Labor power has also been allocated to the few by the government. Slavery, of course, is the classic example of how the fruits of an individual's labor can be allocated to another by the government. Other techniques that more or less directly may result in the exploitation of labor are mandimiento, debt peonage, indentured labor, head taxes, the importation of labor and vagrancy laws. Governmental exploitation may also occur through the use of taxes and other sources of current governmental income. Taxes may be used to overpay or overstaff or both. Waterston says that, in spite of very substantial outlays for the purpose, "most traditionally independent nations failed to build up efficient government administrations, even for collecting taxes, preserving law and order, or providing basic services" [1965, p. 250]. Such situations occur even in spite of a typical excess of public employees. For instance, in Iran, "the High Council for Administration estimated that from a total of 260,000 government employees, 60,000 were superfluous" [p. 253].

Two "non-governmental" (the dividing lire is blurred and relatively arbitrary) forms of exploitation which have been important historically, but which will only be mentioned here have been monopoly‑-oligopoly and monopsony‑oligopsony. A third important form has been discrimination, as by racial characteristics. We prefer not to use this term, but to consider such characteristics as establishing "barriers to entry" for individuals and groups in the same way that, in the typical usage, barriers to entry keep firms from entering markets. In a productive economic system, productive characteristics are rewarded. In an exploitative economic system, productive characteristics are rewarded, though not as highly, in part because some return must go to reward the "barrier to entry" characteristics. Thus, for example, Myrdal [1944] observed that Negro typists made more money if they could pass for white. The other function of these barriers to entry will be discussed below.

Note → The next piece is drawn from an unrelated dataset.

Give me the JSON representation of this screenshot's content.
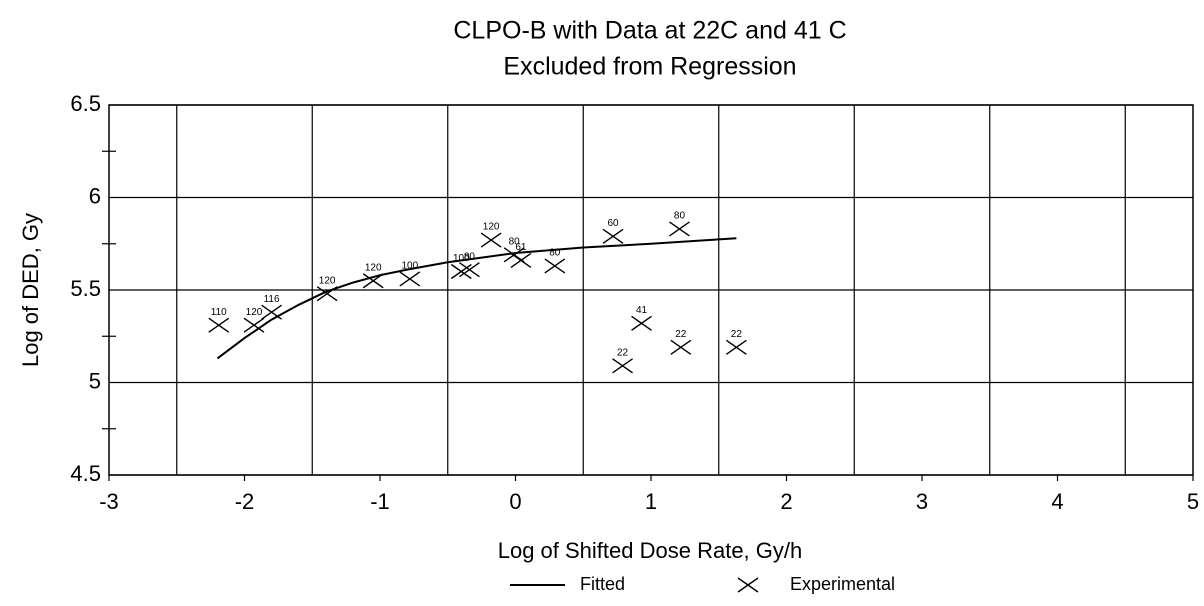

Organized labor, or some segment of it, can succeed in fixing wages above market levels by market power or state intervention. Since however the "market wage" is lowered by exploitation by an amount which is not easily calculated it is not clear that the wage that organized labor gets is in fact greater than it would be in a non‑exploitative situation. Even though organized labor may be receiving a wage below what it would be in the absence of exploitation, the wage differential that exists between it and the rest of the workers can provoke action that makes organized labor appear more like the rearguard of the exploitative sector than the vanguard of the proletariat. Allende's problems with the Chilean copper workers may be recalled in this connection. We will not consider foreign benefits from exploitation, because in part they are obvious (simply consider previous types of exploitation as being done by foreigners), there exists a considerable body of literature on the subject, and because of space considerations. There are certain other forms of exploitation that deserve inclusion, we believe, but which have not been because their explanation would require greater discussion than appropriate here.